Working for screen means you don't know what your plans for animations will actually look like. There will be onscreen development happening but you can't build your animation from start to finish on the computer. You need to have a plan of what you want to achieve, this will allow you to dictate what the software does for you rather than letting the software limit your possibilities.
Composition, basic movements, visual thinking.
Storyboards need to be seen for assessment.
Think about plot, action, characters, setting.
Remember to annotate storyboards to help explain what is happening.
Plan sequences and shots and try to think outside the frame to make things more interesting and less static.
Get ideas onto paper and help other people to understand what I mean with my drawings and writing. What am I trying to achieve with each scene?
Most of the work for the animation should be on paper, after effects should only be about 20% of the work.
Animation wouldn't normally be the illustrator's job but and illustrator needs to know how an animator will be working with their materiel.
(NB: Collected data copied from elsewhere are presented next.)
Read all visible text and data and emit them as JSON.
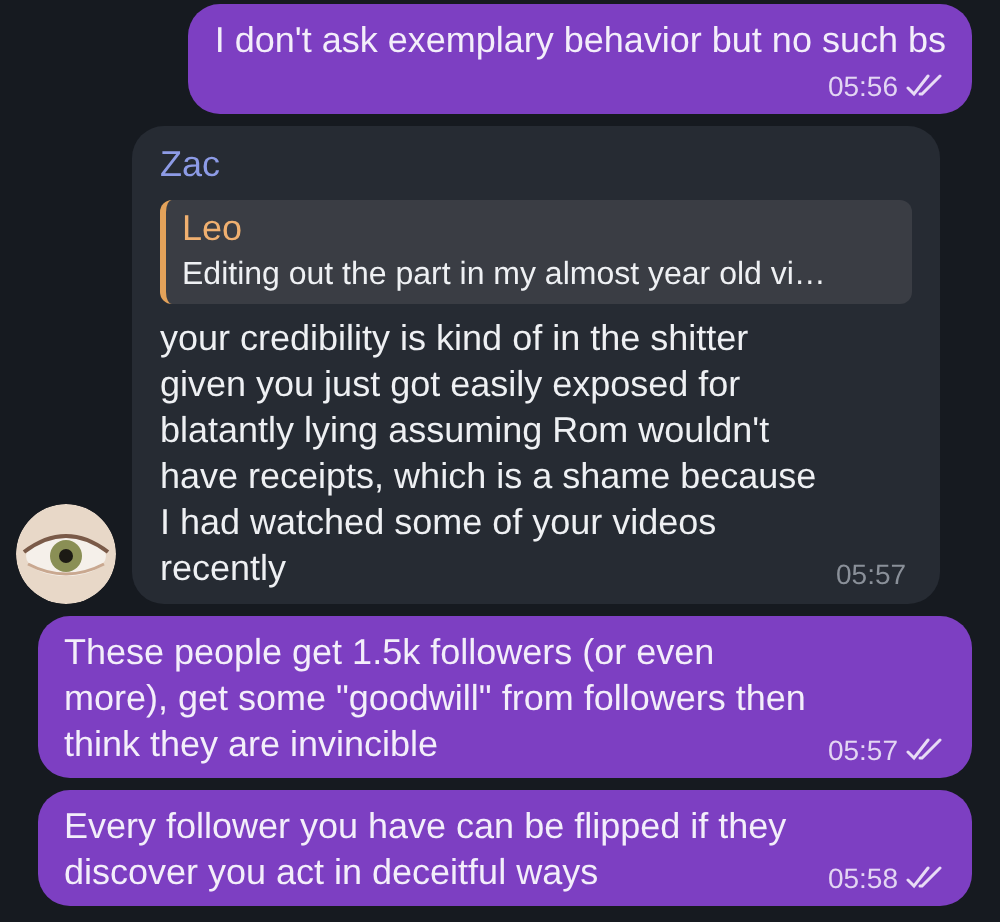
{
  "messages": [
    {
      "kind": "outgoing",
      "text": "I don't ask exemplary behavior but no such bs",
      "time": "05:56",
      "read": true,
      "time_below": true
    },
    {
      "kind": "incoming",
      "sender": "Zac",
      "reply": {
        "author": "Leo",
        "text": "Editing out the part in my almost year old vi…"
      },
      "text": "your credibility is kind of in the shitter given you just got easily exposed for blatantly lying assuming Rom wouldn't have receipts, which is a shame because I had watched some of your videos recently",
      "time": "05:57"
    },
    {
      "kind": "outgoing",
      "text": "These people get 1.5k followers (or even more), get some \"goodwill\" from followers then think they are invincible",
      "time": "05:57",
      "read": true,
      "time_below": false
    },
    {
      "kind": "outgoing",
      "text": "Every follower you have can be flipped if they discover you act in deceitful ways",
      "time": "05:58",
      "read": true,
      "time_below": false
    }
  ]
}
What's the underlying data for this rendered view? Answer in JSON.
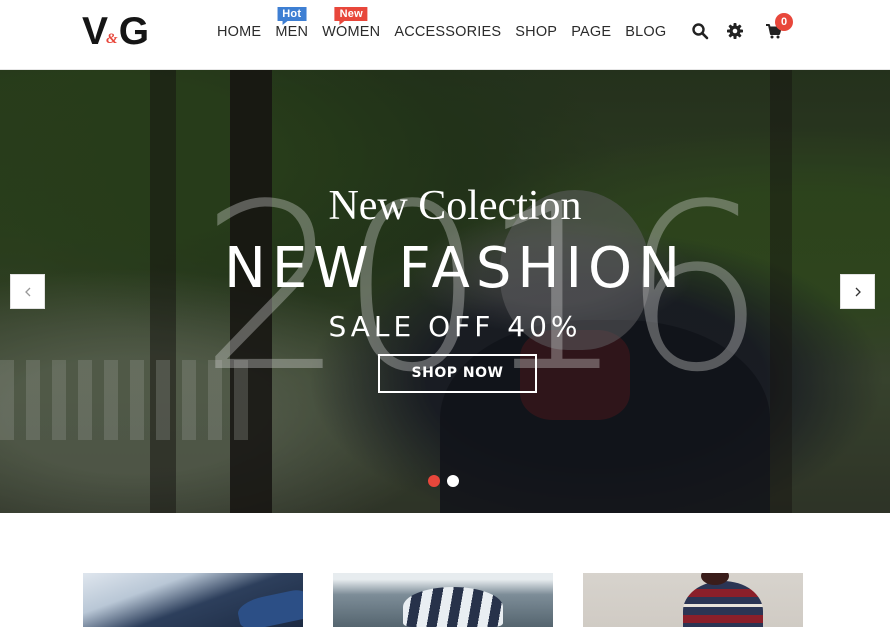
{
  "header": {
    "logo": {
      "v": "V",
      "amp": "&",
      "g": "G"
    },
    "nav": [
      {
        "label": "HOME"
      },
      {
        "label": "MEN",
        "badge": "Hot"
      },
      {
        "label": "WOMEN",
        "badge": "New"
      },
      {
        "label": "ACCESSORIES"
      },
      {
        "label": "SHOP"
      },
      {
        "label": "PAGE"
      },
      {
        "label": "BLOG"
      }
    ],
    "icons": {
      "search": "search-icon",
      "settings": "gear-icon",
      "cart": "cart-icon"
    },
    "cart_count": "0"
  },
  "hero": {
    "big_text": "2016",
    "subtitle": "New Colection",
    "title": "NEW FASHION",
    "sale_text": "SALE OFF 40%",
    "button_label": "SHOP NOW",
    "slide_count": 2,
    "active_slide": 1
  },
  "colors": {
    "accent": "#e8473b",
    "hot_badge": "#3e7fd3",
    "text_dark": "#2b2b2b"
  }
}
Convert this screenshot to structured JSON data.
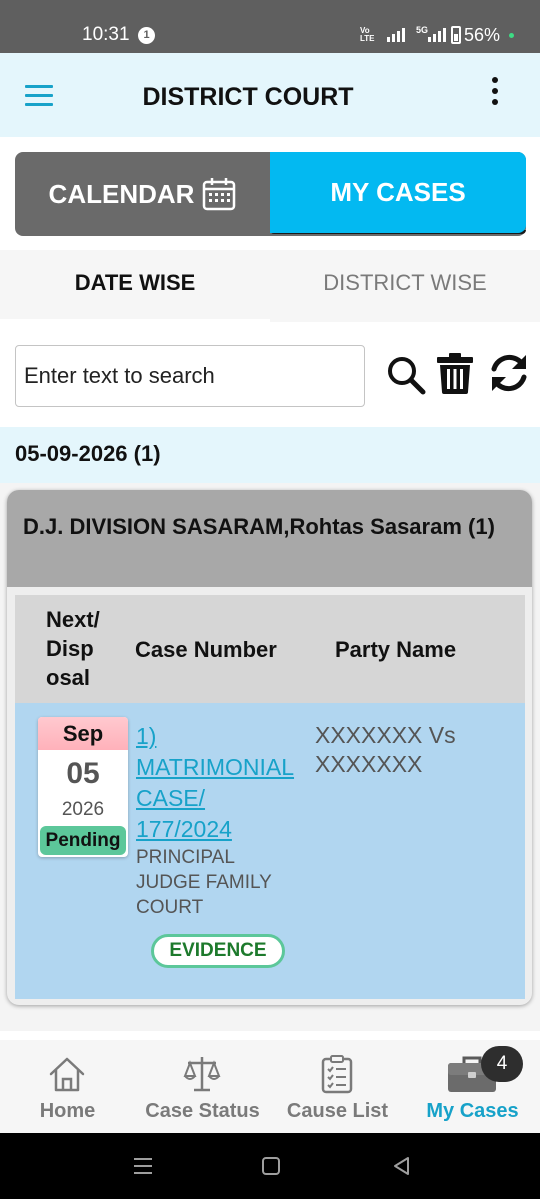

It will make it easier to know what the animator needs and in what level of detail.
In the contemporary world of illustration, motion graphics are becoming a more popular way of displaying work.
SOUND
Timing
How can sound help what I am doing?
Think of simple imagery to work with the music - let the sound enhance the movement.
3 dimensional space.
Movement types: positional, pan, track, zoom.
Screen grabbing
Like a mid-production storyboard.
Capture the images on the monitor and use these for crits and tutorials to show what I mean when I am speaking about my animation.
Think about presentation of work for submission.
You only need one animated resolution to the problem but screenshots of other ideas can be submitted as alternative possibilities.
TASK
These are my three storyboards from today's session. At first I felt quite daunted by the task of thinking of ideas for three storyboards on the spot but once I got started with one, lots of different ideas started coming to me. This was the image I chose to work with, focussing on the keyhole in the top left corner.
Thinking about the different movement types was useful because it meant I could make the keyhole seem more three dimensional. Even though I was working with 2D images, the idea of zooming into the keyhole and seeing something behind it (or vice versa) immediately gave the impression that there was a three dimensional space that I could work with.
The story board where I am looking at images appearing in the grain of the wooden door reminds me of things you see in title sequences or credits for films. I think if it was done properly then the actual animation sequence doesn't need to be too complicated.
This workshop was really helpful to me because the animating part of this brief is something I have put on the back burner. I think I need to spend some more time storyboarding to get all my ideas out of my head and then maybe I can start to piece together a sequence of events.